By 1936 it was clear to defence strategists that, in the event of a war, the air would be a new theatre of war. Aerial bombing of cities and civilian targets was to be expected, with the development of aircraft over the previous twenty years making it both possible and likely. In Britain, the Air Ministry calculated that aerial bombing could cause up to 200,000 casualties per week. It was during this period that the British government considered relocating key governmental department offices out of London to somewhere in the countryside, therefore protecting them from any potential bombing raids. In the end, the vast relocation of offices did not happen, however it was agreed that an emergency government building should be built, somewhere where the cabinet could meet in relative safety, should London be under attack from the air.

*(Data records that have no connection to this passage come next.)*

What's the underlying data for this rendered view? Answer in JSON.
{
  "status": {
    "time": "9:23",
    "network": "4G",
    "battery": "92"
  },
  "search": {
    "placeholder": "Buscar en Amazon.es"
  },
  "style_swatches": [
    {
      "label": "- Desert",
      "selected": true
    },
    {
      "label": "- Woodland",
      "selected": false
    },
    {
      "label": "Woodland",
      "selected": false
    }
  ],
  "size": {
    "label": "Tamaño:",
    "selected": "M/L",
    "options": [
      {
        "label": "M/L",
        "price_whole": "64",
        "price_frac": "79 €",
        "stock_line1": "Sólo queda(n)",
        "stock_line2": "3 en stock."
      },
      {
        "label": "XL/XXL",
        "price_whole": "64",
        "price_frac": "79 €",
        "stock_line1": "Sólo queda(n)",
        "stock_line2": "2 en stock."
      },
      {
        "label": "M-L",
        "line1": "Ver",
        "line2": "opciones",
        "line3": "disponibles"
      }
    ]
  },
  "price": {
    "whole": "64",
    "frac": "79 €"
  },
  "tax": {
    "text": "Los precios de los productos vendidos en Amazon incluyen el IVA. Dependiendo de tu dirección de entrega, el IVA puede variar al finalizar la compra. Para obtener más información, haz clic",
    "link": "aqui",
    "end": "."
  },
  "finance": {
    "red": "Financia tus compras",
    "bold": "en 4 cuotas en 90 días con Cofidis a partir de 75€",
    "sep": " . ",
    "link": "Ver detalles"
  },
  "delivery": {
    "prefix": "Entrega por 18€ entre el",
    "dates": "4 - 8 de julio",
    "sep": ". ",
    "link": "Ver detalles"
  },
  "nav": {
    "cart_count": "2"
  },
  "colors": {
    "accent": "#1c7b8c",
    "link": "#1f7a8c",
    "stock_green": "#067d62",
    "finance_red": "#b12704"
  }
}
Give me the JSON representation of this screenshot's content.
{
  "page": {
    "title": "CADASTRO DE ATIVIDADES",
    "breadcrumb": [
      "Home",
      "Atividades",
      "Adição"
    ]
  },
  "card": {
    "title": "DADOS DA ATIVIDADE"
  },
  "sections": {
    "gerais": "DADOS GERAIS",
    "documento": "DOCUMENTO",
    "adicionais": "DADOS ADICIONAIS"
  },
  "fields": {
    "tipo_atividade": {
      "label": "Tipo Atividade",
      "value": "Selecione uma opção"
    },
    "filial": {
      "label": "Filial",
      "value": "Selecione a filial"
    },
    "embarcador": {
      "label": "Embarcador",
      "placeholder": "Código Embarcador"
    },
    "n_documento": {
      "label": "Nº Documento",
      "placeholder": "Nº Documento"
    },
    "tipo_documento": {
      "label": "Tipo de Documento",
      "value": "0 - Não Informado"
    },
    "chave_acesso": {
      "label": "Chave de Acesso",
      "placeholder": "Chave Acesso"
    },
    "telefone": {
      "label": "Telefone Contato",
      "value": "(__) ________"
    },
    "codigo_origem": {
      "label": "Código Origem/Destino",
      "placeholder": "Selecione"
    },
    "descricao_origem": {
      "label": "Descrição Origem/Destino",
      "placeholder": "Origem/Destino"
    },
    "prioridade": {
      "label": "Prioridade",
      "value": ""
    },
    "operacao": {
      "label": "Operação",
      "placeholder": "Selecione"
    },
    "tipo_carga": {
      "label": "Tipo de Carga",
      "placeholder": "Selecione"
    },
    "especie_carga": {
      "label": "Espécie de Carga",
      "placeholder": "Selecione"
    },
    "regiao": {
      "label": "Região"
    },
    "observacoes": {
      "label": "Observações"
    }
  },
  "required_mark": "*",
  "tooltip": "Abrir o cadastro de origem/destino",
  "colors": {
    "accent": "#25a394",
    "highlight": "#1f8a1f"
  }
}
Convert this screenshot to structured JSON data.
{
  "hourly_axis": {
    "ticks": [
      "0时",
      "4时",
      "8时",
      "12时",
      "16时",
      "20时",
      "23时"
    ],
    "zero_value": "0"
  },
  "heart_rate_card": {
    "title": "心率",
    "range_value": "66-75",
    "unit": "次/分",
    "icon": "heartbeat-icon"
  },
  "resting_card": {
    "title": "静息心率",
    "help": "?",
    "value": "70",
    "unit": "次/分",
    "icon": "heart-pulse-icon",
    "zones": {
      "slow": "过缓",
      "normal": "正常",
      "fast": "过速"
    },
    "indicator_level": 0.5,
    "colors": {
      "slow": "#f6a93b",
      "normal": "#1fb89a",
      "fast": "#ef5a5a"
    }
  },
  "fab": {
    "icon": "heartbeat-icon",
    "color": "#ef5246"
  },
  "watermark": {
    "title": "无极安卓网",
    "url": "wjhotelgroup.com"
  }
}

The site chosen for these underground offices was the New Public Offices, a building roughly half way between 10 Downing Street and Westminster Palace, and right in the heart of Whitehall. Construction on the reinforced, bomb-proof basement began in 1938, with the project managed by Sir Hastings Ismay and Sir Leslie Hollis. The basement was fitted out with military broadcasting and communications equipment, and was ventilated to allow for around the clock habitation.
The war rooms opened on the 27th of August, 1939, just six days before Germany invaded Poland and eight days before Britain declared war on Germany. The world was at war, and it wasn't long before London was the target of aerial bombing, just as the defence chiefs had predicted it would be. Throughout the Blitz, as the bombs of the Luftwaffe rained down on London, Churchill and his government ministers met at the war rooms and discussed war tactics. It was the place, Churchill said in May of 1940, 'from which I will direct the war'.
For the entirety of the war, cabinet meetings were held at the war rooms, 115 of them in total. Churchill was not exaggerating when he said, in May of 1940, that the rooms would be the place 'from which I will direct the war'. The bunker included a Transatlantic Telephone Room, and it was from there where Churchill had regular telephone meetings with the American President Roosevelt.
Following the war, due to the historical importance of the cabinet war rooms, there were calls for the rooms to be preserved and converted into a museum. In 1974 the Imperial War Museum acquired the war rooms, and finally in 1984 – 39 years after the end of the Second World War – the war rooms were opened up to the public. Today known as the 'Churchill War Rooms' they are visited by over 300,000 people a year. 72 years after the surrender of Japan and the end of World War Two, the map room, cabinet meeting room, offices and staff bedrooms are all preserved exactly as they were when they were abandoned on that fateful August of 1945.